Abstract CDK7 plays a pivotal role in cell proliferation, serving as both a cell-cycle CDK regulator and a transcription machinery component. Clinical trials are currently exploring CDK7 inhibitors (CDK7i) as a second-line treatment for hormone receptor-positive (HR+) breast cancer post-CDK4/6 inhibitor (CDK4/6i) therapy progression and as a first-line treatment in triple-negative breast cancer (TNBC).

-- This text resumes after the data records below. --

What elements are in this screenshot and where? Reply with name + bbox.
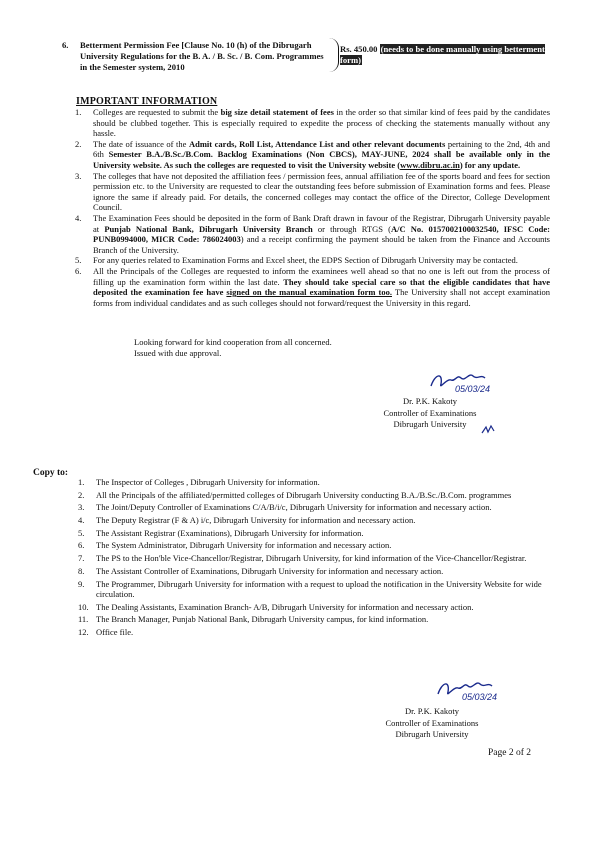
- signatory-org: Dibrugarh University: [395, 729, 469, 739]
- fee-brace: [328, 38, 339, 72]
- info-item-text: Punjab National Bank, Dibrugarh University Branch: [104, 223, 313, 234]
- info-item-text: All the Principals of the Colleges are requested to inform the examinees well ahead so that no one is left out from the process of filling up the examination form within the last date.: [93, 265, 550, 287]
- copy-to-item-text: Office file.: [96, 627, 134, 638]
- info-item-text: They should take special care so that the eligible candidates that have deposited the examination fee have: [93, 276, 550, 298]
- signatory-org: Dibrugarh University: [393, 419, 467, 429]
- copy-to-item-10: [78, 602, 548, 613]
- page-number: Page 2 of 2: [488, 748, 532, 758]
- copy-to-item-text: The Programmer, Dibrugarh University for information with a request to upload the notification in the University Website for wide circulation.: [96, 578, 542, 600]
- copy-to-item-4: [78, 515, 548, 526]
- copy-to-item-7: [78, 553, 548, 564]
- copy-to-item-number: 8.: [78, 565, 85, 576]
- info-item-text: The Examination Fees should be deposited in the form of Bank Draft drawn in favour of the Registrar, Dibrugarh University payable at: [93, 212, 550, 234]
- info-item-text: For any queries related to Examination Forms and Excel sheet, the EDPS Section of Dibrugarh University may be contacted.: [93, 255, 518, 266]
- copy-to-item-number: 5.: [78, 527, 85, 538]
- fee-amount-note: (needs to be done manually using betterment form): [340, 44, 545, 65]
- info-item-text: in the order so that similar kind of fees paid by the candidates should be clubbed together. This is especially required to expedite the process of checking the statements manually without any hassle.: [93, 107, 550, 139]
- info-item-text: ) and a receipt confirming the payment should be taken from the Finance and Accounts Branch of the University.: [93, 234, 550, 255]
- info-item-text: The date of issuance of the: [93, 138, 189, 149]
- copy-to-item-number: 7.: [78, 553, 85, 564]
- copy-to-item-number: 3.: [78, 502, 85, 513]
- copy-to-item-number: 6.: [78, 540, 85, 551]
- info-item-5: [75, 255, 550, 266]
- info-item-text: big size detail statement of fees: [220, 107, 334, 117]
- info-item-number: 4.: [75, 212, 82, 223]
- signatory-name: Dr. P.K. Kakoty: [402, 396, 458, 406]
- signatory-title: Controller of Examinations: [385, 717, 479, 728]
- signatory-name: Dr. P.K. Kakoty: [404, 706, 460, 716]
- info-item-number: 3.: [75, 170, 82, 181]
- copy-to-item-number: 12.: [78, 627, 89, 638]
- copy-to-item-number: 9.: [78, 578, 85, 589]
- handwritten-signature-2: [432, 670, 512, 704]
- fee-item-number: 6.: [62, 40, 69, 50]
- copy-to-item-text: The Assistant Controller of Examinations, Dibrugarh University for information and necessary action.: [96, 565, 444, 576]
- copy-to-item-number: 2.: [78, 489, 85, 500]
- info-item-6: [75, 266, 550, 308]
- copy-to-item-5: [78, 528, 548, 539]
- closing-line-cooperation: Looking forward for kind cooperation from all concerned.: [134, 337, 332, 347]
- info-item-3: [75, 171, 550, 213]
- copy-to-list: [78, 477, 548, 640]
- info-item-text: A/C No. 0157002100032540, IFSC Code: PUNB0994000, MICR Code: 786024003: [93, 223, 550, 245]
- copy-to-item-text: The Deputy Registrar (F & A) i/c, Dibrugarh University for information and necessary action.: [96, 515, 416, 526]
- initial-mark-1: [480, 424, 496, 436]
- copy-to-item-11: [78, 614, 548, 625]
- important-info-heading: IMPORTANT INFORMATION: [76, 96, 218, 107]
- copy-to-item-text: The Assistant Registrar (Examinations), Dibrugarh University for information.: [96, 527, 364, 538]
- copy-to-item-text: The Joint/Deputy Controller of Examinations C/A/B/i/c, Dibrugarh University for information and necessary action.: [96, 502, 492, 513]
- info-item-2: [75, 139, 550, 171]
- copy-to-heading: Copy to:: [33, 468, 69, 478]
- copy-to-item-text: All the Principals of the affiliated/permitted colleges of Dibrugarh University conducting B.A./B.Sc./B.Com. programmes: [96, 489, 512, 500]
- handwritten-date-1: 05/03/24: [455, 384, 491, 394]
- info-item-text: or through RTGS (: [312, 223, 391, 234]
- copy-to-item-6: [78, 540, 548, 551]
- closing-line-approval: Issued with due approval.: [134, 348, 222, 358]
- info-item-text: The University shall not accept examination forms from individual candidates and as such colleges should not forward/request the University in this regard.: [93, 287, 551, 308]
- info-item-text: Admit cards, Roll List, Attendance List and other relevant documents: [188, 138, 446, 149]
- info-item-text: www.dibru.ac.in: [400, 159, 460, 170]
- signature-block-2: [372, 706, 492, 741]
- copy-to-item-text: The System Administrator, Dibrugarh University for information and necessary action.: [96, 540, 392, 551]
- copy-to-item-text: The Inspector of Colleges , Dibrugarh University for information.: [96, 477, 320, 487]
- info-item-4: [75, 213, 550, 255]
- handwritten-date-2: 05/03/24: [462, 692, 498, 702]
- info-item-text: Colleges are requested to submit the: [93, 107, 221, 117]
- copy-to-item-number: 11.: [78, 614, 89, 625]
- copy-to-item-number: 1.: [78, 477, 85, 487]
- copy-to-item-2: [78, 490, 548, 501]
- copy-to-item-number: 10.: [78, 601, 89, 612]
- info-item-number: 1.: [75, 107, 82, 117]
- handwritten-signature-1: [425, 362, 505, 396]
- copy-to-item-number: 4.: [78, 515, 85, 526]
- copy-to-item-3: [78, 502, 548, 513]
- fee-amount: [340, 44, 560, 66]
- info-item-text: ) for any update.: [459, 159, 521, 170]
- info-item-text: signed on the manual examination form too.: [226, 287, 392, 298]
- info-item-number: 5.: [75, 255, 82, 266]
- copy-to-item-12: [78, 627, 548, 638]
- signature-block-1: [370, 396, 490, 431]
- info-item-text: Semester B.A./B.Sc./B.Com. Backlog Examinations (Non CBCS), MAY-JUNE, 2024 shall be available only in the University website. As such the colleges are requested to visit the University website (: [93, 149, 550, 170]
- info-item-text: The colleges that have not deposited the affiliation fees / permission fees, annual affiliation fee of the sports board and fees for section permission etc. to the University are requested to clear the outstanding fees before submission of Examination forms and fees. Please ignore the same if already paid. For details, the concerned colleges may contact the office of the Director, College Development Council.: [93, 170, 550, 213]
- copy-to-item-text: The PS to the Hon'ble Vice-Chancellor/Registrar, Dibrugarh University, for kind information of the Vice-Chancellor/Registrar.: [96, 553, 527, 564]
- fee-amount-value: Rs. 450.00: [340, 44, 378, 54]
- info-item-number: 2.: [75, 138, 82, 149]
- copy-to-item-9: [78, 579, 548, 600]
- info-item-text: pertaining to the 2nd, 4th and 6th: [93, 138, 550, 160]
- important-info-list: [75, 107, 550, 308]
- copy-to-item-text: The Dealing Assistants, Examination Branch- A/B, Dibrugarh University for information and necessary action.: [96, 601, 474, 612]
- copy-to-item-8: [78, 566, 548, 577]
- info-item-number: 6.: [75, 265, 82, 276]
- signatory-title: Controller of Examinations: [383, 407, 477, 418]
- copy-to-item-text: The Branch Manager, Punjab National Bank, Dibrugarh University campus, for kind information.: [96, 614, 429, 625]
- copy-to-item-1: [78, 477, 548, 488]
- fee-item-text: Betterment Permission Fee [Clause No. 10 (h) of the Dibrugarh University Regulations for the B. A. / B. Sc. / B. Com. Programmes in the Semester system, 2010: [80, 40, 324, 72]
- info-item-1: [75, 107, 550, 139]
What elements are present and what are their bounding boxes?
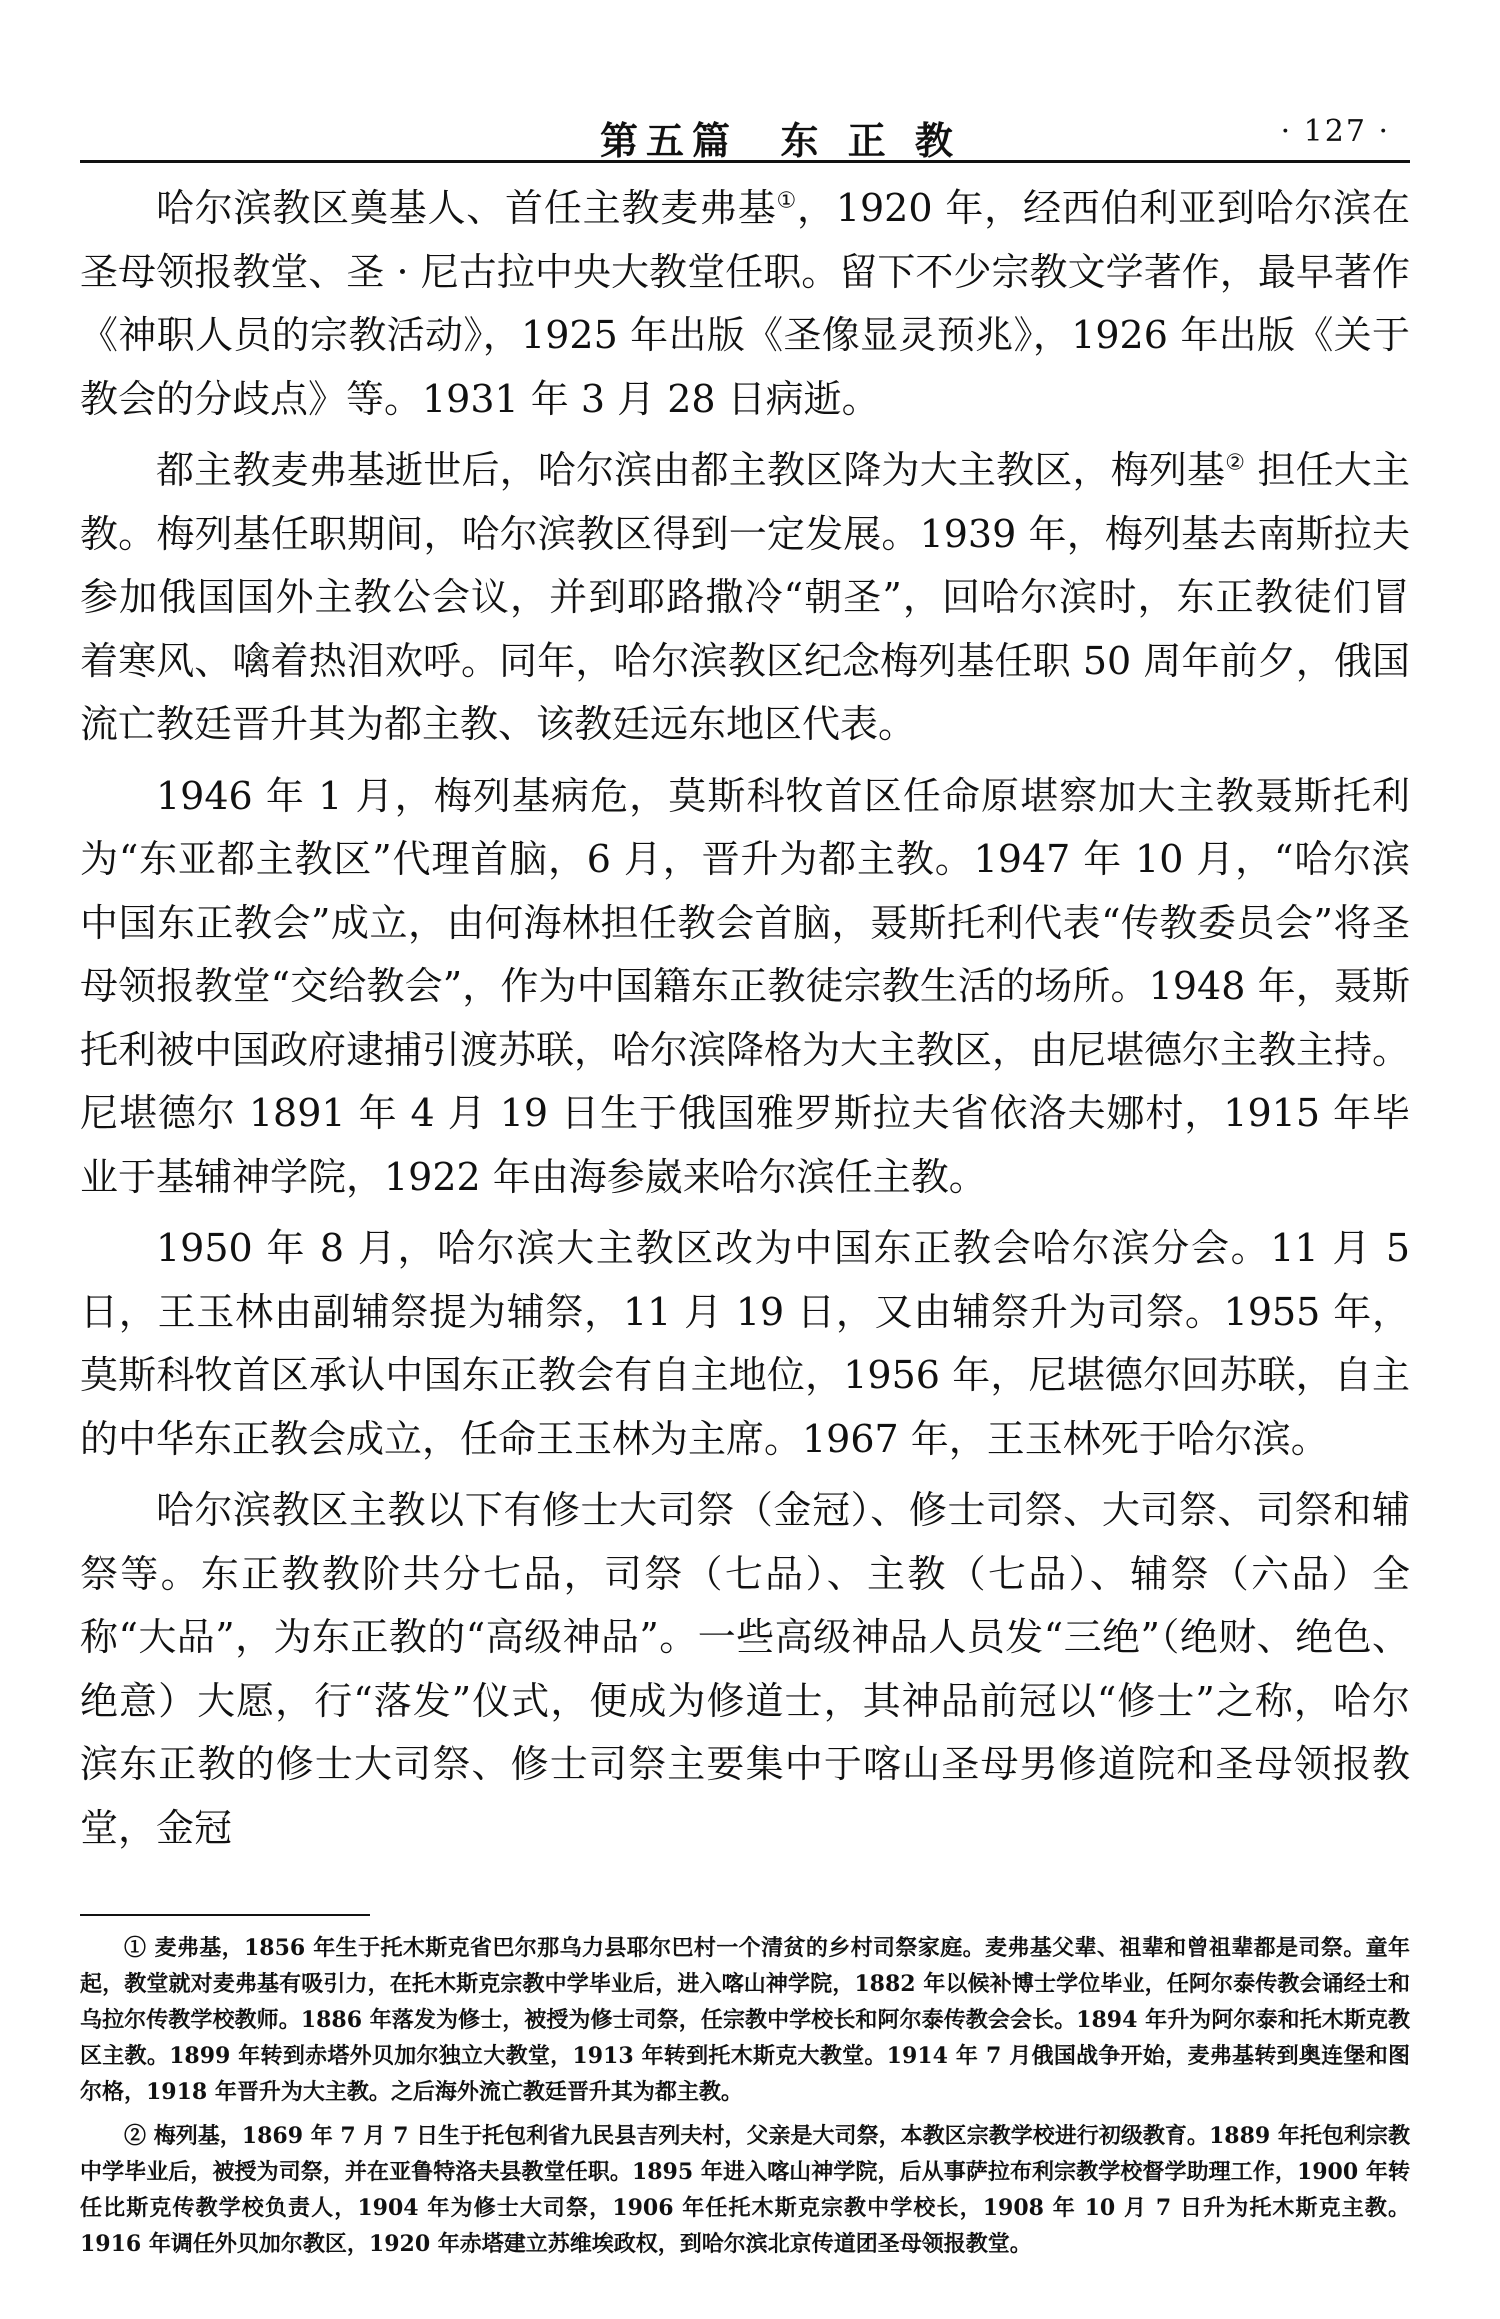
body-text — [80, 177, 1410, 1860]
page-number: · 127 · — [1280, 114, 1390, 149]
paragraph-text: 都主教麦弗基逝世后，哈尔滨由都主教区降为大主教区，梅列基 — [156, 448, 1226, 492]
footnotes — [80, 1930, 1410, 2262]
paragraph-text: 哈尔滨教区主教以下有修士大司祭（金冠）、修士司祭、大司祭、司祭和辅祭等。东正教教阶共分七品，司祭（七品）、主教（七品）、辅祭（六品）全称“大品”，为东正教的“高级神品”。一些高级神品人员发“三绝”（绝财、绝色、绝意）大愿，行“落发”仪式，便成为修道士，其神品前冠以“修士”之称，哈尔滨东正教的修士大司祭、修士司祭主要集中于喀山圣母男修道院和圣母领报教堂，金冠 — [80, 1488, 1410, 1850]
paragraph-3 — [80, 765, 1410, 1210]
paragraph-text: 担任大主教。梅列基任职期间，哈尔滨教区得到一定发展。1939 年，梅列基去南斯拉夫参加俄国国外主教公会议，并到耶路撒冷“朝圣”，回哈尔滨时，东正教徒们冒着寒风、噙着热泪欢呼。同年，哈尔滨教区纪念梅列基任职 50 周年前夕，俄国流亡教廷晋升其为都主教、该教廷远东地区代表。 — [80, 448, 1410, 746]
footnote-ref-1: ① — [776, 188, 798, 214]
paragraph-text: 哈尔滨教区奠基人、首任主教麦弗基 — [156, 186, 777, 230]
running-header — [80, 110, 1410, 163]
footnote-ref-2: ② — [1225, 450, 1246, 476]
paragraph-1 — [80, 177, 1410, 431]
paragraph-2 — [80, 439, 1410, 757]
paragraph-text: 1946 年 1 月，梅列基病危，莫斯科牧首区任命原堪察加大主教聂斯托利为“东亚都主教区”代理首脑，6 月，晋升为都主教。1947 年 10 月，“哈尔滨中国东正教会”成立，由何海林担任教会首脑，聂斯托利代表“传教委员会”将圣母领报教堂“交给教会”，作为中国籍东正教徒宗教生活的场所。1948 年，聂斯托利被中国政府逮捕引渡苏联，哈尔滨降格为大主教区，由尼堪德尔主教主持。尼堪德尔 1891 年 4 月 19 日生于俄国雅罗斯拉夫省依洛夫娜村，1915 年毕业于基辅神学院，1922 年由海参崴来哈尔滨任主教。 — [80, 773, 1411, 1199]
footnote-divider — [80, 1914, 370, 1916]
footnote-2: ② 梅列基，1869 年 7 月 7 日生于托包利省九民县吉列夫村，父亲是大司祭，本教区宗教学校进行初级教育。1889 年托包利宗教中学毕业后，被授为司祭，并在亚鲁特洛夫县教堂任职。1895 年进入喀山神学院，后从事萨拉布利宗教学校督学助理工作，1900 年转任比斯克传教学校负责人，1904 年为修士大司祭，1906 年任托木斯克宗教中学校长，1908 年 10 月 7 日升为托木斯克主教。1916 年调任外贝加尔教区，1920 年赤塔建立苏维埃政权，到哈尔滨北京传道团圣母领报教堂。 — [80, 2123, 1410, 2257]
paragraph-5 — [80, 1479, 1410, 1860]
book-page — [80, 110, 1410, 2270]
paragraph-4 — [80, 1217, 1410, 1471]
paragraph-text: ，1920 年，经西伯利亚到哈尔滨在圣母领报教堂、圣 · 尼古拉中央大教堂任职。留下不少宗教文学著作，最早著作《神职人员的宗教活动》，1925 年出版《圣像显灵预兆》，1926 年出版《关于教会的分歧点》等。1931 年 3 月 28 日病逝。 — [80, 186, 1410, 421]
footnote-1: ① 麦弗基，1856 年生于托木斯克省巴尔那乌力县耶尔巴村一个清贫的乡村司祭家庭。麦弗基父辈、祖辈和曾祖辈都是司祭。童年起，教堂就对麦弗基有吸引力，在托木斯克宗教中学毕业后，进入喀山神学院，1882 年以候补博士学位毕业，任阿尔泰传教会诵经士和乌拉尔传教学校教师。1886 年落发为修士，被授为修士司祭，任宗教中学校长和阿尔泰传教会会长。1894 年升为阿尔泰和托木斯克教区主教。1899 年转到赤塔外贝加尔独立大教堂，1913 年转到托木斯克大教堂。1914 年 7 月俄国战争开始，麦弗基转到奥连堡和图尔格，1918 年晋升为大主教。之后海外流亡教廷晋升其为都主教。 — [80, 1935, 1410, 2105]
section-title: 第五篇 东 正 教 — [600, 119, 961, 163]
paragraph-text: 1950 年 8 月，哈尔滨大主教区改为中国东正教会哈尔滨分会。11 月 5 日，王玉林由副辅祭提为辅祭，11 月 19 日，又由辅祭升为司祭。1955 年，莫斯科牧首区承认中国东正教会有自主地位，1956 年，尼堪德尔回苏联，自主的中华东正教会成立，任命王玉林为主席。1967 年，王玉林死于哈尔滨。 — [80, 1226, 1410, 1461]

This study evaluates the impact of CDK7i on transcription and CDKs activities and the synergistic potential of CDK7i in combination with CDK4/6i. Kinetic analyses indicate that CDK7i preferentially target global transcription over CDKs activities. Furthermore, a combination of CDK7i and CDK4/6i effectively suppresses cell proliferation in drug-naïve cells, albeit without the same efficacy in CDK4/6i-resistant cells. Our findings provide valuable insights into the evolving field of CDK inhibition strategies and provide critical guidance on the potential therapeutic application of CDK7i in breast cancer treatment. Citation Format: Eugene Son, Sungsoo Kim, Haram Park, Minah Kim, Hee Won Yang. Dual targeting of CDK4/6 and CDK7 pathways augments tumor response in breast cancer abstract. In: Proceedings of the American Association for Cancer Research Annual Meeting 2024; Part 1 (Regular Abstracts) ; 2024 Apr 5-10; San Diego, CA. Philadelphia (PA): AACR; Cancer Res 2024;84 (6Suppl): Abstract nr 5721.